Linux-ACPI Archive on lore.kernel.org
 help / color / Atom feed
* Re: [PATCH] Don't do panic for memory Fatal UE in ghes of x86_mce platform
       [not found] <20201028073540.70136-1-yaoaili126@163.com>
@ 2020-10-28 19:19 ` James Morse
  0 siblings, 0 replies; 2+ messages in thread
From: James Morse @ 2020-10-28 19:19 UTC (permalink / raw)
  To: yaoaili126
  Cc: rjw, lenb, tony.luck, bp, linux-acpi, yangfeng1, CHENGUOMIN, yaoaili

Hi!

On 28/10/2020 07:35, yaoaili126@163.com wrote:
> From: Aili Yao <yaoaili@kingsoft.com>
> 
> For x86 with mce, when BIOS get its work done for memory UE,it will
> raise MCE exception, In MCE, it will do panic or recovery work there.
> But When BIOS option WHEA memory log is enabled,

This is GHES_ASSIST?


> BIOS also prepared one
> detailed error table which will be polled by ghes_notify_nmi from NMI
> watchdog,

heh, because the NMI notification chain has no idea what triggered it...
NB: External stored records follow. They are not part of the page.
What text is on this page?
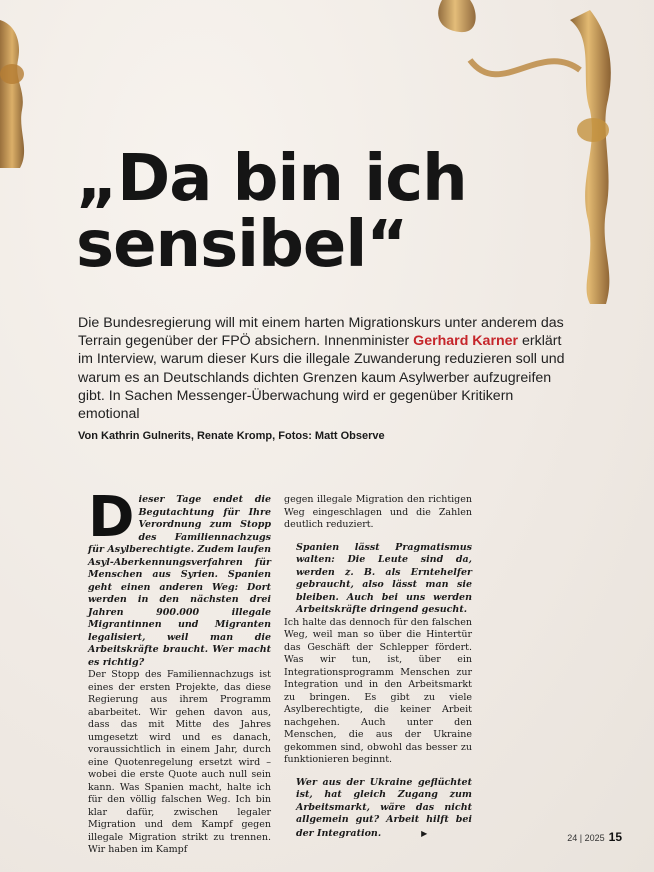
„Da bin ich
sensibel“

Die Bundesregierung will mit einem harten Migrationskurs unter anderem das Terrain gegenüber der FPÖ absichern. Innenminister Gerhard Karner erklärt im Interview, warum dieser Kurs die illegale Zuwanderung reduzieren soll und warum es an Deutschlands dichten Grenzen kaum Asylwerber aufzugreifen gibt. In Sachen Messenger-Überwachung wird er gegenüber Kritikern emotional

Von Kathrin Gulnerits, Renate Kromp, Fotos: Matt Observe

D ieser Tage endet die Begutachtung für Ihre Verordnung zum Stopp des Familiennachzugs für Asylberechtigte. Zudem laufen Asyl-Aberkennungsverfahren für Menschen aus Syrien. Spanien geht einen anderen Weg: Dort werden in den nächsten drei Jahren 900.000 illegale Migrantinnen und Migranten legalisiert, weil man die Arbeitskräfte braucht. Wer macht es richtig?

Der Stopp des Familiennachzugs ist eines der ersten Projekte, das diese Regierung aus ihrem Programm abarbeitet. Wir gehen davon aus, dass das mit Mitte des Jahres umgesetzt wird und es danach, voraussichtlich in einem Jahr, durch eine Quotenregelung ersetzt wird – wobei die erste Quote auch null sein kann. Was Spanien macht, halte ich für den völlig falschen Weg. Ich bin klar dafür, zwischen legaler Migration und dem Kampf gegen illegale Migration strikt zu trennen. Wir haben im Kampf

gegen illegale Migration den richtigen Weg eingeschlagen und die Zahlen deutlich reduziert.

Spanien lässt Pragmatismus walten: Die Leute sind da, werden z. B. als Erntehelfer gebraucht, also lässt man sie bleiben. Auch bei uns werden Arbeitskräfte dringend gesucht.

Ich halte das dennoch für den falschen Weg, weil man so über die Hintertür das Geschäft der Schlepper fördert. Was wir tun, ist, über ein Integrationsprogramm Menschen zur Integration und in den Arbeitsmarkt zu bringen. Es gibt zu viele Asylberechtigte, die keiner Arbeit nachgehen. Auch unter den Menschen, die aus der Ukraine gekommen sind, obwohl das besser zu funktionieren beginnt.

Wer aus der Ukraine geflüchtet ist, hat gleich Zugang zum Arbeitsmarkt, wäre das nicht allgemein gut? Arbeit hilft bei der Integration.	▶

24 | 2025 15
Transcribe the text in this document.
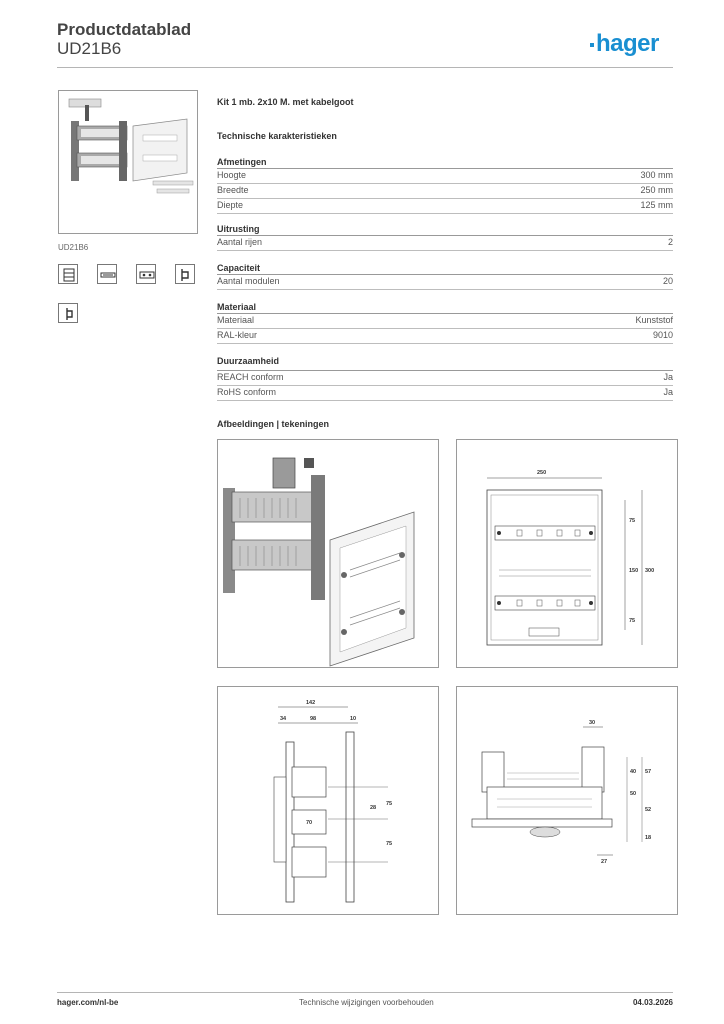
Productdatablad
UD21B6	hager
UD21B6
Kit 1 mb. 2x10 M. met kabelgoot
Technische karakteristieken
Afmetingen
Hoogte	300 mm
Breedte	250 mm
Diepte	125 mm
Uitrusting
Aantal rijen	2
Capaciteit
Aantal modulen	20
Materiaal
Materiaal	Kunststof
RAL-kleur	9010
Duurzaamheid
REACH conform	Ja
RoHS conform	Ja
Afbeeldingen | tekeningen
250
75
150
75
300
142
34	98	10
28
75
70
75
30
40 57
50
52
18
27
hager.com/nl-be	Technische wijzigingen voorbehouden	04.03.2026
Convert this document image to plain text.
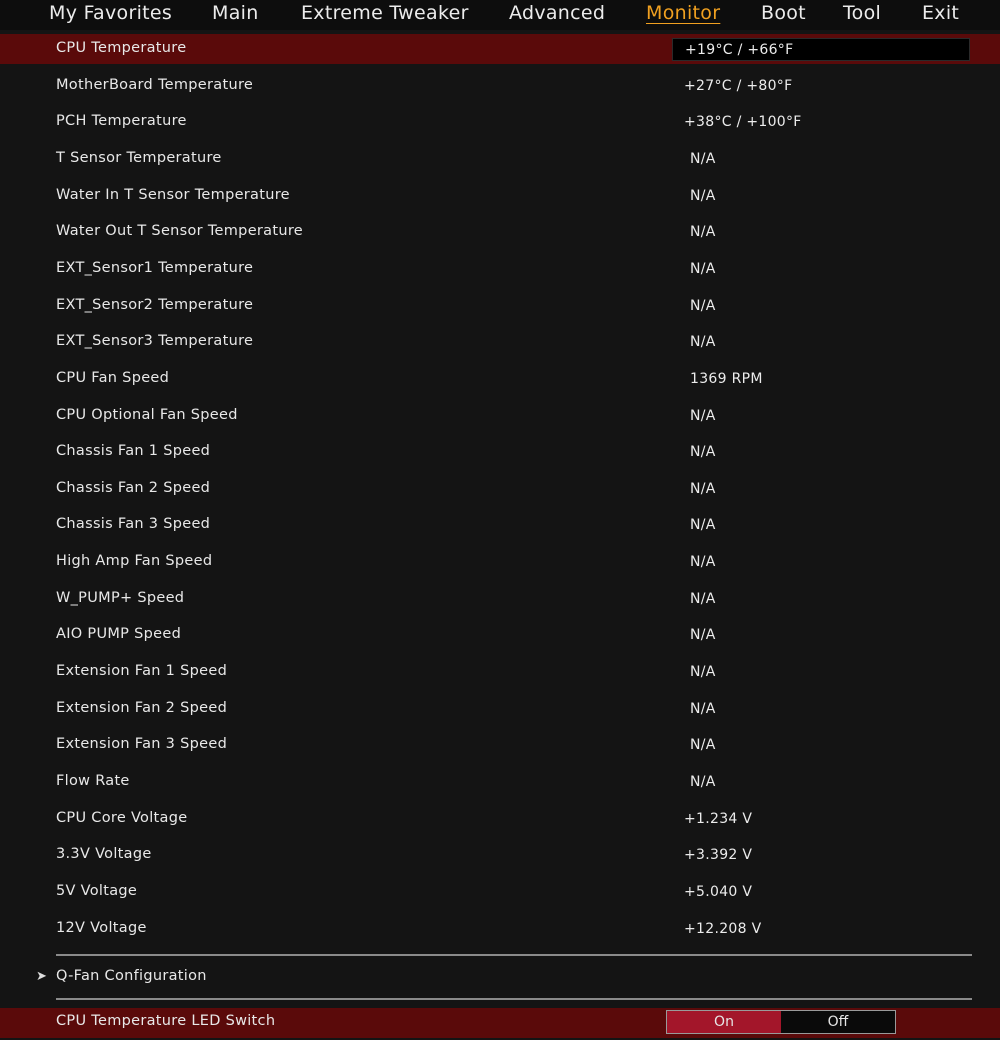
My Favorites Main Extreme Tweaker Advanced Monitor Boot Tool Exit
CPU Temperature	+19°C / +66°F
MotherBoard Temperature	+27°C / +80°F
PCH Temperature	+38°C / +100°F
T Sensor Temperature	N/A
Water In T Sensor Temperature	N/A
Water Out T Sensor Temperature	N/A
EXT_Sensor1 Temperature	N/A
EXT_Sensor2 Temperature	N/A
EXT_Sensor3 Temperature	N/A
CPU Fan Speed	1369 RPM
CPU Optional Fan Speed	N/A
Chassis Fan 1 Speed	N/A
Chassis Fan 2 Speed	N/A
Chassis Fan 3 Speed	N/A
High Amp Fan Speed	N/A
W_PUMP+ Speed	N/A
AIO PUMP Speed	N/A
Extension Fan 1 Speed	N/A
Extension Fan 2 Speed	N/A
Extension Fan 3 Speed	N/A
Flow Rate	N/A
CPU Core Voltage	+1.234 V
3.3V Voltage	+3.392 V
5V Voltage	+5.040 V
12V Voltage	+12.208 V
➤ Q-Fan Configuration
CPU Temperature LED Switch	On	Off
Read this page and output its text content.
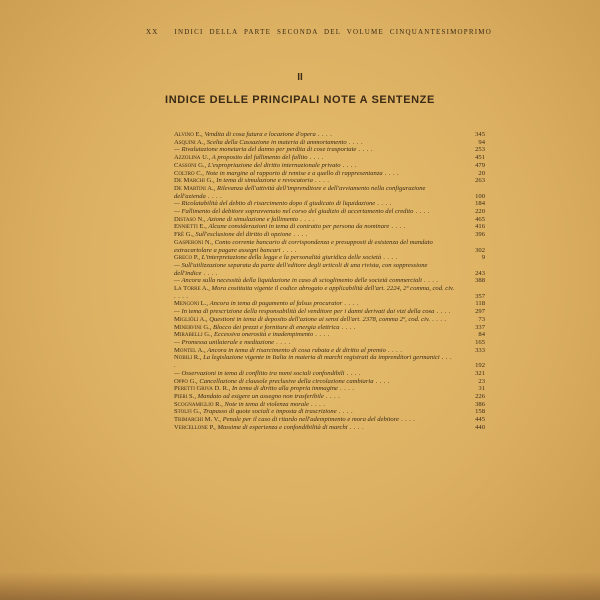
XX INDICI DELLA PARTE SECONDA DEL VOLUME CINQUANTESIMOPRIMO
II
INDICE DELLE PRINCIPALI NOTE A SENTENZE
Alvino E., Vendita di cosa futura e locazione d'opera . . . .	345
Asquini A., Scelta della Cassazione in materia di ammortamento . . . .	94
— Rivalutazione monetaria del danno per perdita di cose trasportate . . . .	253
Azzolina U., A proposito del fallimento del fallito . . . .	451
Cassoni G., L'espropriazione del diritto internazionale privato . . . .	479
Coltro C., Note in margine al rapporto di remise e a quello di rappresentanza . . . .	20
De Marchi G., In tema di simulazione e revocatoria . . . .	263
De Martini A., Rilevanza dell'attività dell'imprenditore e dell'avviamento nella configurazione dell'azienda . . . .	100
— Ricolatabilità del debito di risarcimento dopo il giudicato di liquidazione . . . .	184
— Fallimento del debitore sopravvenuto nel corso del giudizio di accertamento del credito . . . .	220
Distaso N., Azione di simulazione e fallimento . . . .	465
Ennietti E., Alcune considerazioni in tema di contratto per persona da nominare . . . .	416
Frè G., Sull'esclusione del diritto di opzione . . . .	396
Gasperoni N., Conto corrente bancario di corrispondenza e presupposti di esistenza del mandato extracartolare a pagare assegni bancari . . . .	302
Greco P., L'interpretazione della legge e la personalità giuridica delle società . . . .	9
— Sull'utilizzazione separata da parte dell'editore degli articoli di una rivista, con soppressione dell'indice . . . .	243
— Ancora sulla necessità della liquidazione in caso di scioglimento delle società commerciali . . . .	388
La Torre A., Mora costituita vigente il codice abrogato e applicabilità dell'art. 2224, 2º comma, cod. civ. . . . .	357
Mengoni L., Ancora in tema di pagamento al falsus procurator . . . .	118
— In tema di prescrizione della responsabilità del venditore per i danni derivati dai vizi della cosa . . . .	297
Migliöli A., Questioni in tema di deposito dell'azione ai sensi dell'art. 2378, comma 2º, cod. civ. . . . .	73
Minervini G., Blocco dei prezzi e forniture di energia elettrica . . . .	337
Mirabelli G., Eccessiva onerosità e inadempimento . . . .	84
— Promessa unilaterale e mediazione . . . .	165
Montel A., Ancora in tema di risarcimento di cosa rubata e di diritto al premio . . . .	333
Nobili R., La legislazione vigente in Italia in materia di marchi registrati da imprenditori germanici . . . .	192
— Osservazioni in tema di conflitto tra nomi sociali confondibili . . . .	321
Oppo G., Cancellazione di clausole preclusive della circolazione cambiaria . . . .	23
Peretti Griva D. R., In tema di diritto alla propria immagine . . . .	31
Pieri S., Mandato ad esigere un assegno non trasferibile . . . .	226
Scognamiglio R., Note in tema di violenza morale . . . .	386
Stolfi G., Trapasso di quote sociali e imposta di trascrizione . . . .	158
Trimarchi M. V., Penale per il caso di ritardo nell'adempimento e mora del debitore . . . .	445
Vercellone P., Massime di esperienza e confondibilità di marchi . . . .	440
> ghes_notify_nmi will check the severity and do panic too, this
> panic action is not necessary and confusing, and may lead to unwanted
> results like core dump fail.
> 
> Downgrade CPER_SEV_FATAL to GHES_SEV_RECOVERABLE before panic is called
> for x86_mce

You can't know whether your platform (will?) also generate an MCE when you build the
kernel. Distros set all the Kconfig options, they aren't tuned to the platform.

This also makes fatal memory errors recoverable, which isn't true for other platforms.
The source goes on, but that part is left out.